The UN General Assembly’s concept of volunteerism insists on: Activities undertaken of free will, for the general public good and where monetary reward is not the principal motivating factor . The UN Volunteer Programme outlines four types of volunteerism: Mutual aid/self-help; philanthropy and service to others; civic participation; and advocacy and campaigning . Not all activists are volunteers, many activists are volunteers and many volunteers are activists. To further explain this, Naidoo contends that:
“…the word volunteering can conjure up negative connotation for some in the civil society, particularly those in activist quarters. Instead of addressing the root causes of social problems, volunteering is sometimes seen as humanitarian action which alleviates the daily suffering of the poor and marginalized by providing direct services, but falls short of producing real change. Activism on the other hand is associated with advocacy, campaigning and social disobedience undertaken with the explicit aim of systemic social, economic and political change….It is increasingly being recognized that a key question facing civil society is how to foster greater respect and dialogue between these two worlds so that they might find new ways of engagement around shared goals of development and justice…”

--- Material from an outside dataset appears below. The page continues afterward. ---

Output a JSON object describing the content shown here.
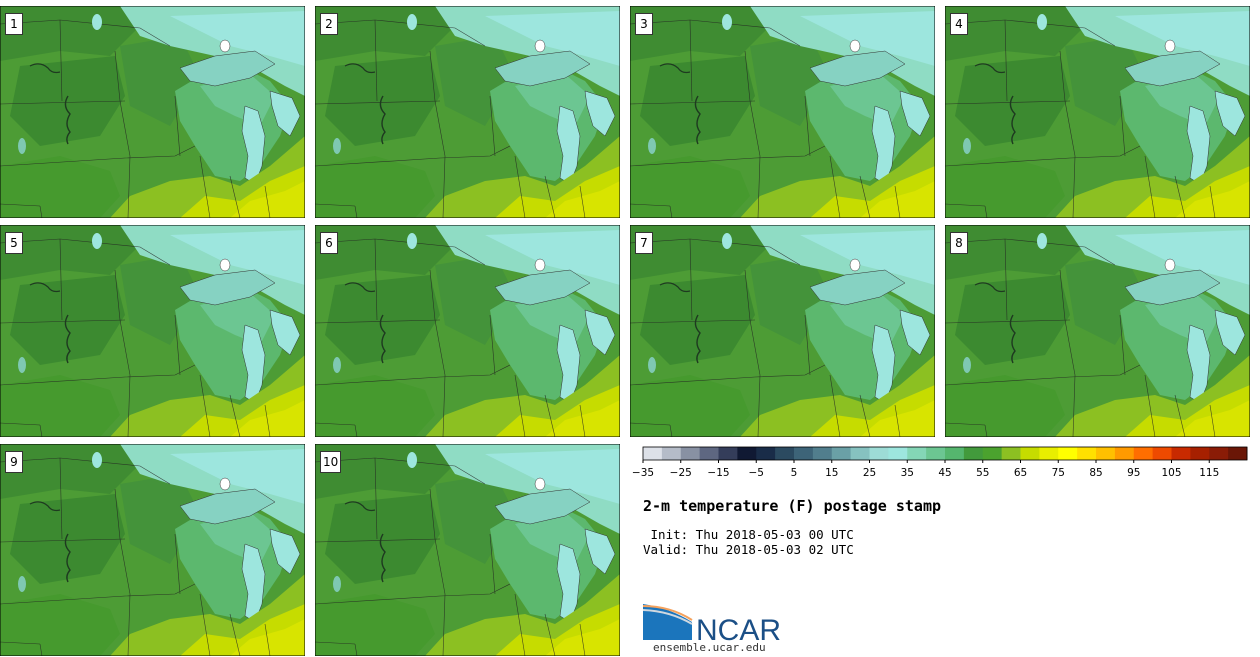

Volunteerism provides a moment for a fuller commitment of people in the course of development of any state, this is similar to the efforts shown by the civil society organizations across the world through activism. At the Fourth High Level Forum on Aid effectiveness in Busan it was recognized that the guarantees made by states are not being converted into reality at the community level . This is despite the interest in citizens to be a part of delivering the development goals and holding governments to account . How best can these efforts be harnessed to realise the community welfare?
Volunteering involving advocacy to bring about change in governance and that which promotes civic engagement naturally merges with social activism in purpose and strategy. In this era of technological advancements especially in social media, these avenues have been expanded and people have been voicing out their cries and concerns whilst providing help through these channels. Online activism and online volunteering have become powerful weapons of change in various communities. Are you involved?
“Social activism starts at exactly the same premise as volunteering – people giving time who want to make a change in their community”.